Question about recall calculation

erikbern / ann-benchmarks

Benchmarks of approximate nearest neighbor libraries in Python

http://ann-benchmarks.com

MIT License

4.88k stars 735 forks source link

Question about recall calculation #519

Closed oleg0x closed 4 months ago

oleg0x commented 4 months ago

Hello, Could you clarify please how recall is calculated in the case when an algorithm search returns 10 equal vectors each of which is the closest to the request? Is it possible that in such case the recall (from get_recall_values function?) will be 100%?

maumueller commented 4 months ago

We look at the distances of the reported points. Every point that is within the distance (+ small epsilon) of the k-th nearest neighbor is considered a correct result.
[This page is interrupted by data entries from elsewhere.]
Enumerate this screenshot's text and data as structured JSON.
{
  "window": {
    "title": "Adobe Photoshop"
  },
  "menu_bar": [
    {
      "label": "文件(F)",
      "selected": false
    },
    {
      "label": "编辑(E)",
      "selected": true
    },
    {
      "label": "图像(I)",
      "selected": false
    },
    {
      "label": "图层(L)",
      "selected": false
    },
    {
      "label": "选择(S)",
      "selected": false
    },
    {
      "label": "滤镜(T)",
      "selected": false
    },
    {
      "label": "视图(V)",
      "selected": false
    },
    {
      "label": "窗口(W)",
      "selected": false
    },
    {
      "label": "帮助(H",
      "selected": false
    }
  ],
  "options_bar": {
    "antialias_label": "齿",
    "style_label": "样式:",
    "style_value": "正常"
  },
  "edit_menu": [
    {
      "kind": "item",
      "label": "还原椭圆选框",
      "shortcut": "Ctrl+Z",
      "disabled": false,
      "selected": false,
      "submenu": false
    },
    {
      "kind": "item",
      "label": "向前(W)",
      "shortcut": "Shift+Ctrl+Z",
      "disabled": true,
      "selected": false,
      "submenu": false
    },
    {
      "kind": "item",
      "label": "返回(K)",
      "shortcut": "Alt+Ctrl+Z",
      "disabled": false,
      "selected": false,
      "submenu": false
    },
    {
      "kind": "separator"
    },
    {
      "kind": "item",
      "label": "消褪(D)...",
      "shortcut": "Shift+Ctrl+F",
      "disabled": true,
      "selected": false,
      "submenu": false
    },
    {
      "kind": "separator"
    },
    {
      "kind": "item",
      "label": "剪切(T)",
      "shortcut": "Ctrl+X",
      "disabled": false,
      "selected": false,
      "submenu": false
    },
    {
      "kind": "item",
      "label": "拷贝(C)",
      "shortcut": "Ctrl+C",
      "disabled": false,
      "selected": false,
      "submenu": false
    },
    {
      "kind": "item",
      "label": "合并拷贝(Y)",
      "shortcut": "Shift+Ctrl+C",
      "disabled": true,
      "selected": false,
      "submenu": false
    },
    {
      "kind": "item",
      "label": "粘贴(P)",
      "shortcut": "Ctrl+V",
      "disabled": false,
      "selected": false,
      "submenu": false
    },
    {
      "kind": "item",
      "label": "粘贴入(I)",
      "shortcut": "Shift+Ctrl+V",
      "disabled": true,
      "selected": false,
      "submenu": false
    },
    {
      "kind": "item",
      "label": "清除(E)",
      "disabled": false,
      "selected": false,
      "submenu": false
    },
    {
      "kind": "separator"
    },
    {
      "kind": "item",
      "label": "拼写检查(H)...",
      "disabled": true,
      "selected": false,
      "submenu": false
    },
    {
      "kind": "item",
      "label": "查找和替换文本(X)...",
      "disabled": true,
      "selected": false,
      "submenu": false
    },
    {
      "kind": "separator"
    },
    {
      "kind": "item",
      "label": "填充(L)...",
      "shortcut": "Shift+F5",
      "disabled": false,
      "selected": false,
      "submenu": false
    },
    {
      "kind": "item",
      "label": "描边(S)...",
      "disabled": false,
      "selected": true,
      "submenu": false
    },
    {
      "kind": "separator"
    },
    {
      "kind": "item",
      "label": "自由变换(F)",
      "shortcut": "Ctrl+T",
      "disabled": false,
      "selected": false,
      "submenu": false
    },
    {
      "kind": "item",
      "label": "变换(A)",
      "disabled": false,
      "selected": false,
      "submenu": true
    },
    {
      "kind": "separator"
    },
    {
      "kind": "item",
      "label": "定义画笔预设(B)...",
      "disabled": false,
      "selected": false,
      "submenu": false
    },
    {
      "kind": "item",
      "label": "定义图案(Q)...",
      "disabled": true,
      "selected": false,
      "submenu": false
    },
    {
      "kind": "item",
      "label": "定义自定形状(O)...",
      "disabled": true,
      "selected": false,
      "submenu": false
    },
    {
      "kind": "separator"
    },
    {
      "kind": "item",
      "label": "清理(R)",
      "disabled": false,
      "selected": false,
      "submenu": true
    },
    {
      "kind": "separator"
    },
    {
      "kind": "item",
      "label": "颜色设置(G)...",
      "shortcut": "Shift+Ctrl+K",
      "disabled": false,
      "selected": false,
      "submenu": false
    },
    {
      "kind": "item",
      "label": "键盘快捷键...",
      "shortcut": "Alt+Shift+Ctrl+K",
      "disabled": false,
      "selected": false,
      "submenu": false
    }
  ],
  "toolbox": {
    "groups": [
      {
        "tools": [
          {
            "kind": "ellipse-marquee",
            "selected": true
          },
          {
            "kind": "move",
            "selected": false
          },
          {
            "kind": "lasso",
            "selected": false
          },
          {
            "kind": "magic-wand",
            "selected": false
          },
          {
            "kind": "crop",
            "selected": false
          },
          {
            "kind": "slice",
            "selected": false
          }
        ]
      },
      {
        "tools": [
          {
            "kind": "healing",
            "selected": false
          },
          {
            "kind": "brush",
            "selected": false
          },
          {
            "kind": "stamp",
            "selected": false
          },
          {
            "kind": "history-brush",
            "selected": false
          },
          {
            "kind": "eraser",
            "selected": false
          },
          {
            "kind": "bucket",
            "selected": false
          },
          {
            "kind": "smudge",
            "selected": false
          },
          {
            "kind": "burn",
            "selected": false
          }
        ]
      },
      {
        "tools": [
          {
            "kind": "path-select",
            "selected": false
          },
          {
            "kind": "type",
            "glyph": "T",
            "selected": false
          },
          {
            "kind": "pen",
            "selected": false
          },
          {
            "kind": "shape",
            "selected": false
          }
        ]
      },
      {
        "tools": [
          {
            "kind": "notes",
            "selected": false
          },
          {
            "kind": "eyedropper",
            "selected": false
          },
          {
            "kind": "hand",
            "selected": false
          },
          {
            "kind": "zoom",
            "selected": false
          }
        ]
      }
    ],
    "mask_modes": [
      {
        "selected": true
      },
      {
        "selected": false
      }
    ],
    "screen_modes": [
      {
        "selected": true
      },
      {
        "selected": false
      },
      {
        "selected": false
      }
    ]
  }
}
oleg0x commented 4 months ago

Suppose for k=10 an algorithm returns 10 copies of the same point which is the closest to a query. Will the recall be 100% or 10% in this case?

maumueller commented 4 months ago

Now I get what you mean. As far as I can see, we do not check whether an algorithm returns duplicated points. It would get 100% recall by just returning the nearest neighbor 10 times.

oleg0x commented 4 months ago

OK, thanks. But now it seems this is a loophole for ANNS algorithms developers :). If someone fix it, the results may change a little.